I enjoy Tom & Jerry and still laugh at them to this day. But they had a character called “Mammy Two-Shoes.” If you don’t know what a Mammy is, take a black studies class and you’ll see that it’s not a flattering caricature. They also consistently used white characters with theatrical black face, red face or yellow face makeup to depict minorities.

Disney has Song of the South and Uncle Remus locked away in its vault, thankfully.  Disney also created the crows from Dumbo, who smoked, used slang and had a leader named “Jim Crow.” This film is considered a classic.

Warner Bros. had the Speedy Gonzales cartoons that depicted Latin Americans as lazy, frivolous womanizers.

Cartoons of the ’90s, on the other hand, had a diverse and genuine cast of characters from all  backgrounds.  They righted the wrongs of old Hanna-Barbera, MGM, Disney and Warner Bros. cartoons and fixed the “corrections” that took place in some ’70s cartoons.  While Hanna-Barbera did give us The Harlem Globetrotters cartoon—which was the first to feature a predominately black cast of characters—it also gave us insignificant, stereotypical and token characters like Apache Chief and Black Lightning in Super Friends.
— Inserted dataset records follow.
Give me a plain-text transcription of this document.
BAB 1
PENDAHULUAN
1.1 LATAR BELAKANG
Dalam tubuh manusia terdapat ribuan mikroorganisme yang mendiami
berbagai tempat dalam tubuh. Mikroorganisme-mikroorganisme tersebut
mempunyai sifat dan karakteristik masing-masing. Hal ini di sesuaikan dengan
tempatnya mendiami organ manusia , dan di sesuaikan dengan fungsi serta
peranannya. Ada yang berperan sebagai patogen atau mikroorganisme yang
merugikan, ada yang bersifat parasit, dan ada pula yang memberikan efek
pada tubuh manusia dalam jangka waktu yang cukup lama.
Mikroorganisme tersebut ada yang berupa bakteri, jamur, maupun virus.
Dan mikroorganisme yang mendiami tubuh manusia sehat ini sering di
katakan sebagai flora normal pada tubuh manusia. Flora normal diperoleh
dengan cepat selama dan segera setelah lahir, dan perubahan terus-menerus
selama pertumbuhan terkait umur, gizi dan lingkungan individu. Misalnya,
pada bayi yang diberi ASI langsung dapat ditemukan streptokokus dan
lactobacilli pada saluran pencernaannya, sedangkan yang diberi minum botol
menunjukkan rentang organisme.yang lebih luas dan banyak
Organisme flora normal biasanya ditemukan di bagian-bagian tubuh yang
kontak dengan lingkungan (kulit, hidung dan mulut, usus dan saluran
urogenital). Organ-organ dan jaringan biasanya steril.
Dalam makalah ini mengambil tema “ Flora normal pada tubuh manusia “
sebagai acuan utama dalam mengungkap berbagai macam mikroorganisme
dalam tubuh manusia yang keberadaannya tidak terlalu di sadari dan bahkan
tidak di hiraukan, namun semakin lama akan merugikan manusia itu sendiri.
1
It made an entire series about Charlie Chan, whose whole gimmick  was a white guy in yellow face pretending to be a Chinese person.

In the ’90s, animators finally got their stuff together and diversity began to mean something other than swapping one character on a show to a darker color palette.

Captain Planet featured characters from all over the world that weren’t just stereotypes.

The Rugrats taught me about Passover and Arthur showcased the difficulties of being a Jewish kid around “Christmas Time.”

Doug made it so that people  were literally shown in every color of the rainbow.

Disney made a household name out of Aladdin, a story of an impoverished Middle-Eastern teenager’s rise to power. Aladdin also gave us our first non-white princess, Princess Jasmine. Other non-white princesses  included Pocahontas and Mulan and  lead to Disney’s first black princess, Princess Tiana from Princess and the Frog in 2009.  Another cartoon that started in the 1990s that broke down and continues to break down  barriers is South Park. I have  watched this show since I was 10. I have seen it turn being handicapped into a cool thing. If you have ever yelled out, “Tiiiiimmaaaay!” or told a Jimmy joke then you can attest to this fact. It flipped the script by naming the black kid on the show Token Black and made him rich and extremely articulate and created Big Gay Al to showcase  there is nothing wrong with homosexuality.

The diversity in those ’90s cartoons and the constant line-crossing by South Park are why today’s shows like The Boondocks and Family Guy can show and say as much as they do. That diversity is why little kids can watch Dora the Explorer, Maya & Miguel and Ni Hao, Kai Lan and learn about other cultures.  The ’90s took both children’s and adults’ cartoons to the next level, they bridged the gaps started in the 1970s and wiped clean some of the racist faces of the 1930s and 1940s.